Le habría gustado entonces tener unas cortinas largas y tupidas detrás de las que esconderse, hacerse muy pequeña, cerrar los ojos. Ser ciega. Invisible. Pero ahora está en el arcén de una autopista, los coches pitan y dan las luces al pasar junto a ella, recordándola que no es invisible. Y que aún está en peligro: podrían chocar contra ella; comienza a anochecer.
“Tengo derecho a estar aquí, ¡me siento maaal!”, les grita con rabia. El corazón vuelve a acelerarse. “Controla, Elena, controla. Tienes derecho a estar aquí. A sentirte como te sientes”. No, no va a llamar a Luis. Está segura de que la ayudaría. La ayudaría a salir de una autopista y de un ataque de ansiedad. Pero no la ayudará a abrir los ojos para que nadie tenga que volverla a sacar de una crisis. Unas cortinas que se cierran. Una autopista. Una sospecha. Una cadena interminable de mentiras.

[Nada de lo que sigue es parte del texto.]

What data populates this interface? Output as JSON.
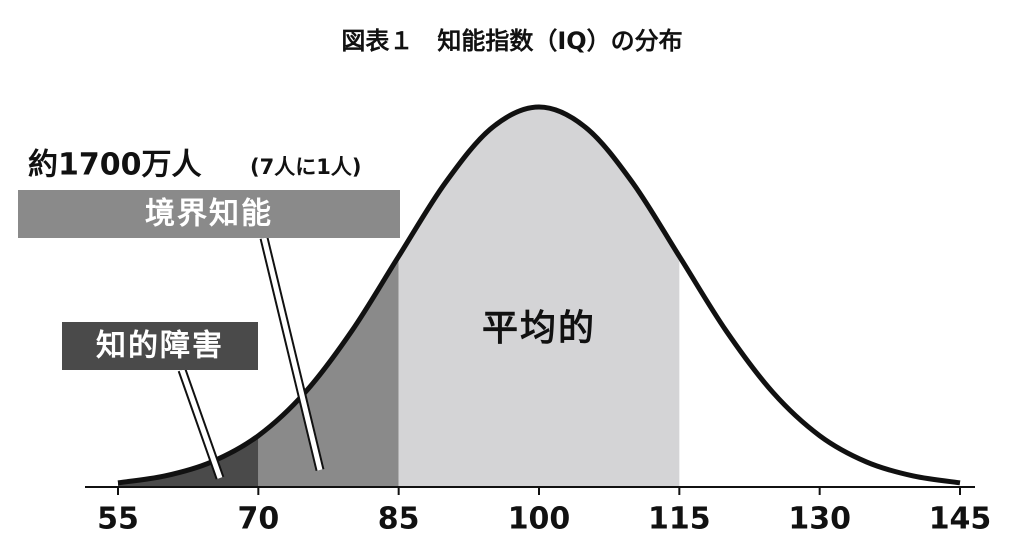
{
  "chart_data": {
    "type": "normal-curve",
    "title": "図表１　知能指数（IQ）の分布",
    "x": [
      55,
      60,
      65,
      70,
      75,
      80,
      85,
      90,
      95,
      100,
      105,
      110,
      115,
      120,
      125,
      130,
      135,
      140,
      145
    ],
    "values": [
      1.1,
      2.9,
      6.6,
      13.5,
      24.9,
      41.1,
      60.7,
      80.1,
      94.6,
      100,
      94.6,
      80.1,
      60.7,
      41.1,
      24.9,
      13.5,
      6.6,
      2.9,
      1.1
    ],
    "color": "#111111",
    "xlim": [
      55,
      145
    ],
    "ylim": [
      0,
      100
    ],
    "xticks": [
      55,
      70,
      85,
      100,
      115,
      130,
      145
    ],
    "regions": [
      {
        "from": 55,
        "to": 70,
        "color": "#4a4a4a",
        "label": "知的障害"
      },
      {
        "from": 70,
        "to": 85,
        "color": "#8a8a8a",
        "label": "境界知能"
      },
      {
        "from": 85,
        "to": 115,
        "color": "#d4d4d6",
        "label": "平均的"
      }
    ],
    "annotation": {
      "main": "約1700万人",
      "sub": "(7人に1人)"
    }
  }
}
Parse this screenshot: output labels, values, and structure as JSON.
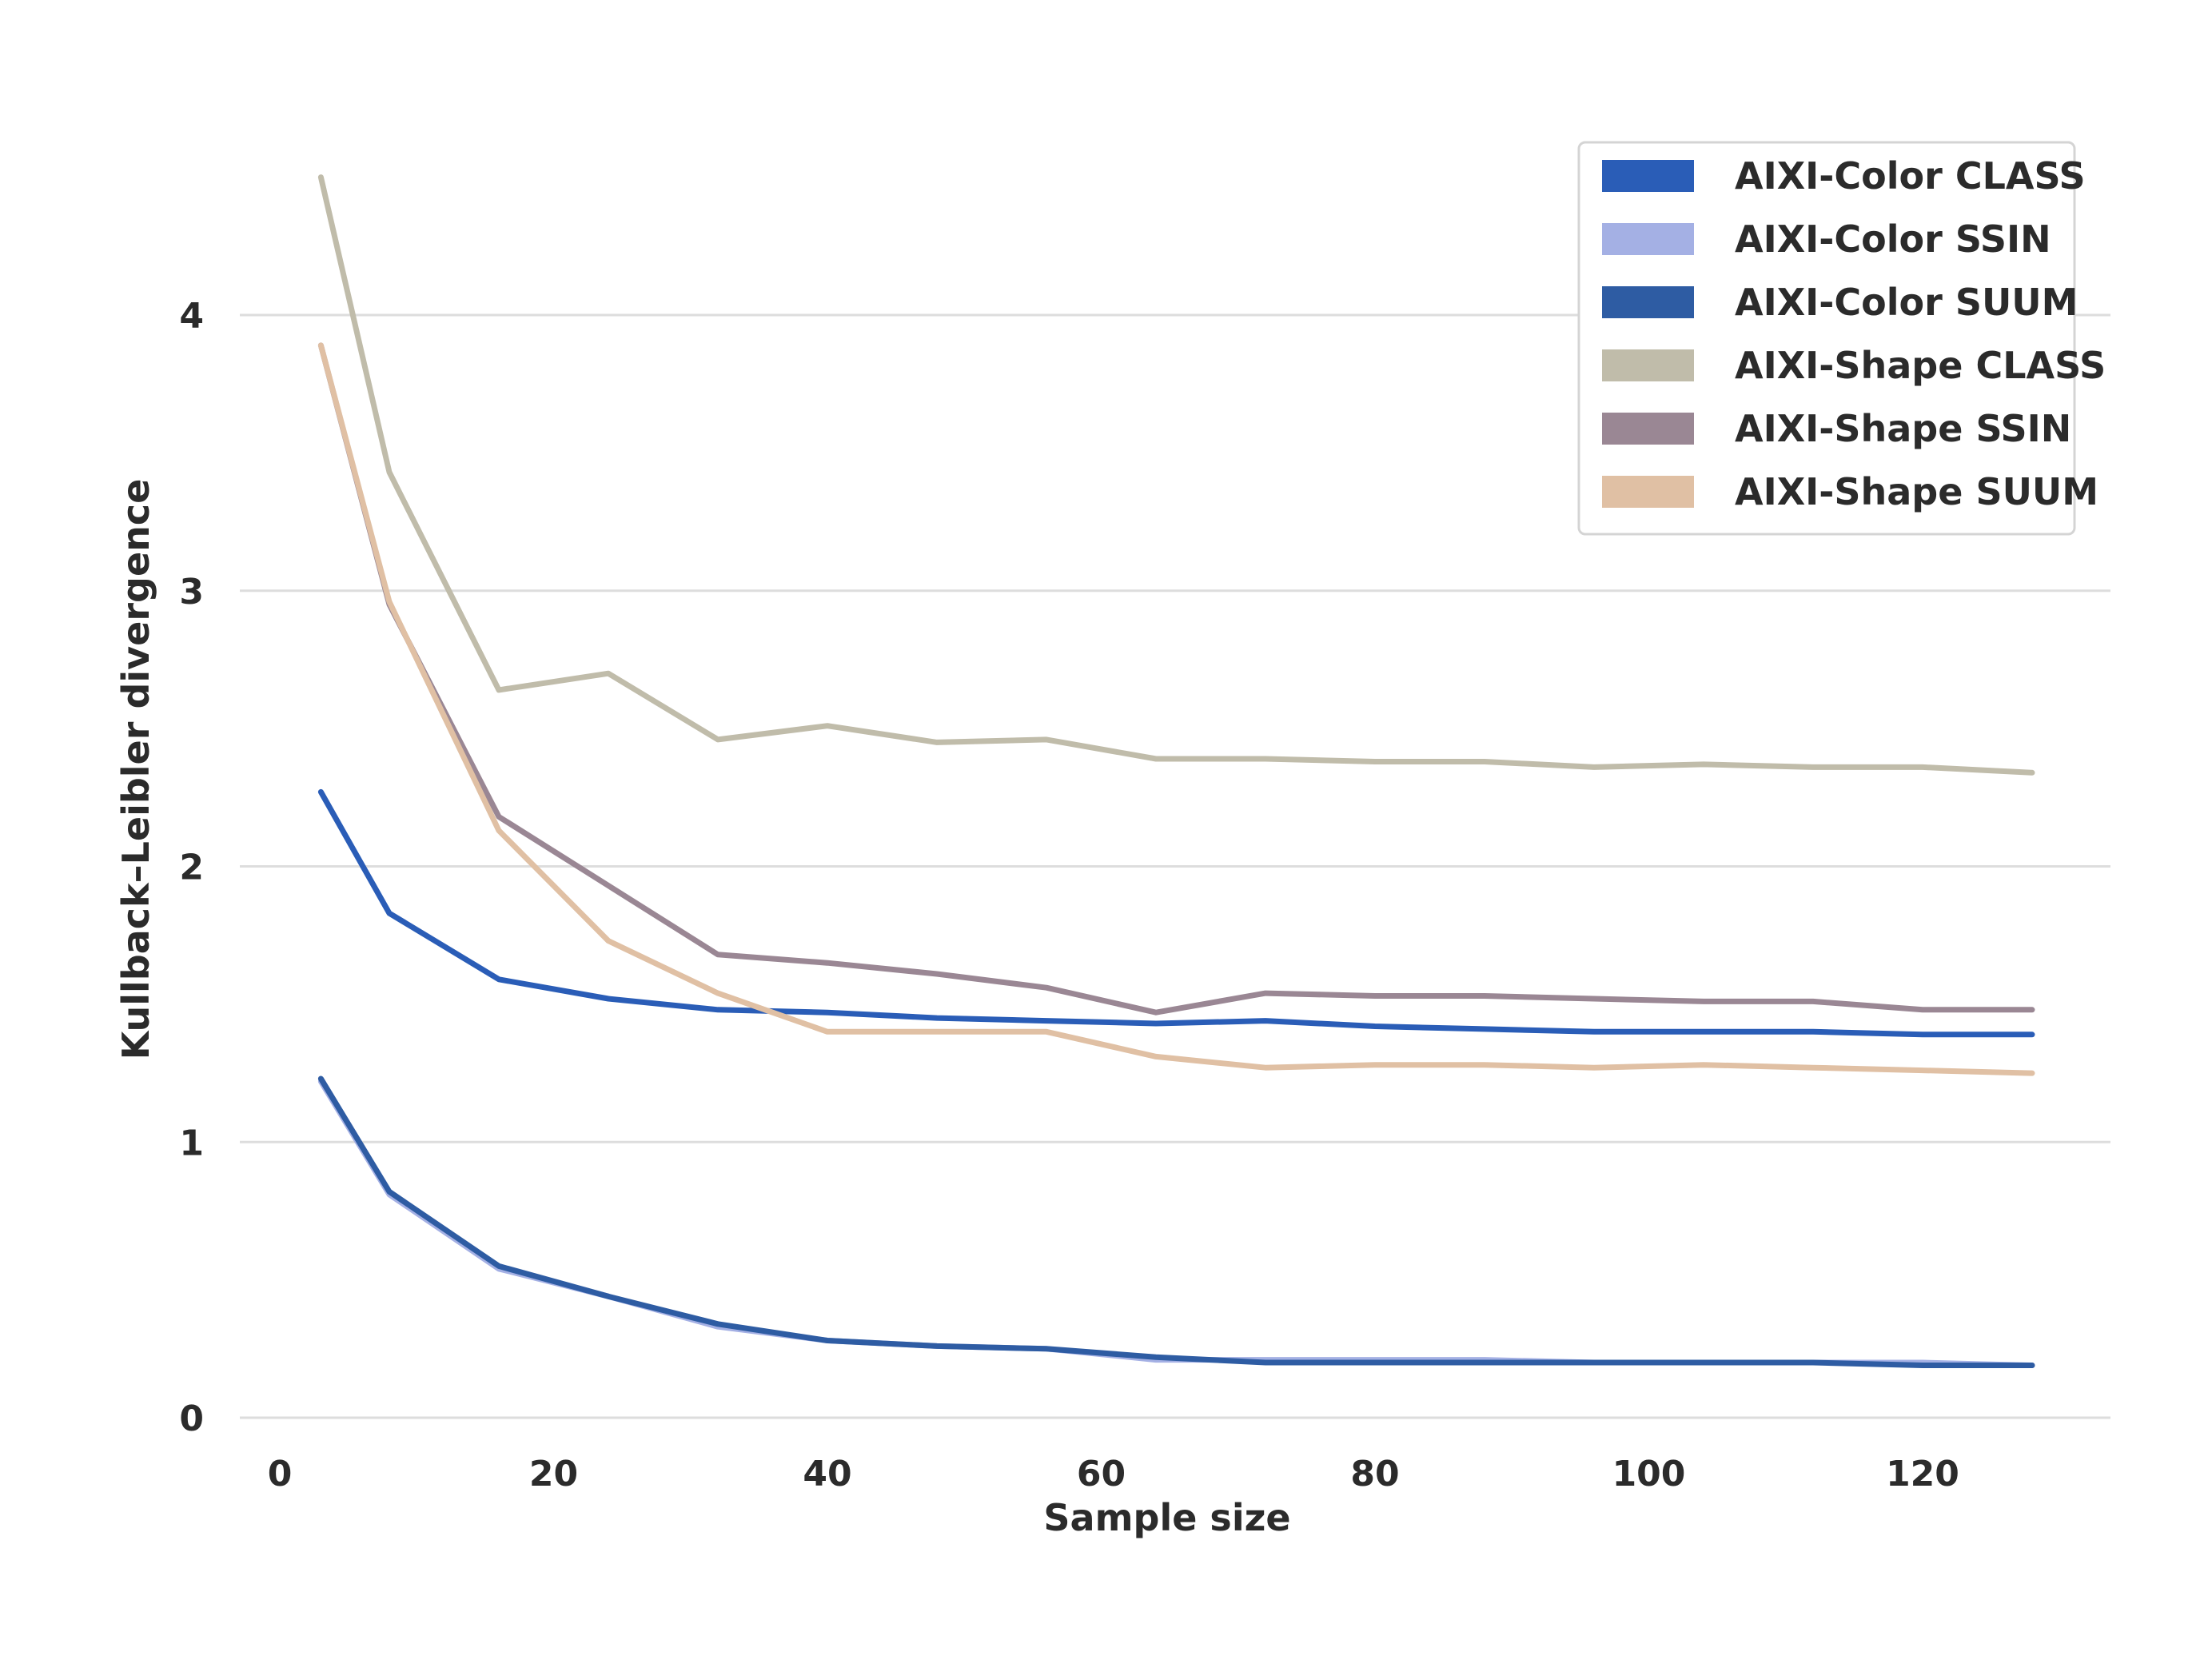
{
  "chart_data": {
    "type": "line",
    "title": "",
    "xlabel": "Sample size",
    "ylabel": "Kullback–Leibler divergence",
    "xlim": [
      -3,
      134
    ],
    "ylim": [
      0,
      4.5
    ],
    "xticks": [
      0,
      20,
      40,
      60,
      80,
      100,
      120
    ],
    "yticks": [
      0,
      1,
      2,
      3,
      4
    ],
    "grid": "horizontal",
    "legend_position": "top-right",
    "x": [
      3,
      8,
      16,
      24,
      32,
      40,
      48,
      56,
      64,
      72,
      80,
      88,
      96,
      104,
      112,
      120,
      128
    ],
    "series": [
      {
        "name": "AIXI-Color CLASS",
        "color": "#2a5db7",
        "values": [
          2.27,
          1.83,
          1.59,
          1.52,
          1.48,
          1.47,
          1.45,
          1.44,
          1.43,
          1.44,
          1.42,
          1.41,
          1.4,
          1.4,
          1.4,
          1.39,
          1.39
        ]
      },
      {
        "name": "AIXI-Color SSIN",
        "color": "#a4b0e4",
        "values": [
          1.22,
          0.81,
          0.54,
          0.44,
          0.33,
          0.28,
          0.26,
          0.25,
          0.21,
          0.21,
          0.21,
          0.21,
          0.2,
          0.2,
          0.2,
          0.2,
          0.19
        ]
      },
      {
        "name": "AIXI-Color SUUM",
        "color": "#2e5ca3",
        "values": [
          1.23,
          0.82,
          0.55,
          0.44,
          0.34,
          0.28,
          0.26,
          0.25,
          0.22,
          0.2,
          0.2,
          0.2,
          0.2,
          0.2,
          0.2,
          0.19,
          0.19
        ]
      },
      {
        "name": "AIXI-Shape CLASS",
        "color": "#c0bcaa",
        "values": [
          4.5,
          3.43,
          2.64,
          2.7,
          2.46,
          2.51,
          2.45,
          2.46,
          2.39,
          2.39,
          2.38,
          2.38,
          2.36,
          2.37,
          2.36,
          2.36,
          2.34
        ]
      },
      {
        "name": "AIXI-Shape SSIN",
        "color": "#9a8794",
        "values": [
          3.89,
          2.95,
          2.18,
          1.93,
          1.68,
          1.65,
          1.61,
          1.56,
          1.47,
          1.54,
          1.53,
          1.53,
          1.52,
          1.51,
          1.51,
          1.48,
          1.48
        ]
      },
      {
        "name": "AIXI-Shape SUUM",
        "color": "#e0c0a4",
        "values": [
          3.89,
          2.96,
          2.13,
          1.73,
          1.54,
          1.4,
          1.4,
          1.4,
          1.31,
          1.27,
          1.28,
          1.28,
          1.27,
          1.28,
          1.27,
          1.26,
          1.25
        ]
      }
    ]
  }
}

“Tengo derecho a estar aquí. A reconocer cómo me siento”. Eso dice su terapeuta. Abre el bolso, saca un pañuelo de papel, se suena y lo lanza al suelo. Ahora saca el móvil y busca un número que no es el de Luis. Una sonrisa se refleja en el empañado cristal mientras pulsa el botón de llamada. El teléfono da señal. Elena respira profundamente. Controla. Salta el contestador.
“Hola, soy Elena. Ahora estoy en un pequeño apuro, pero no te llamaba por eso. Era por si podías volver a darme la cita de los jueves, la que anulé. Estoy dispuesta a mirar detrás de las cortinas”.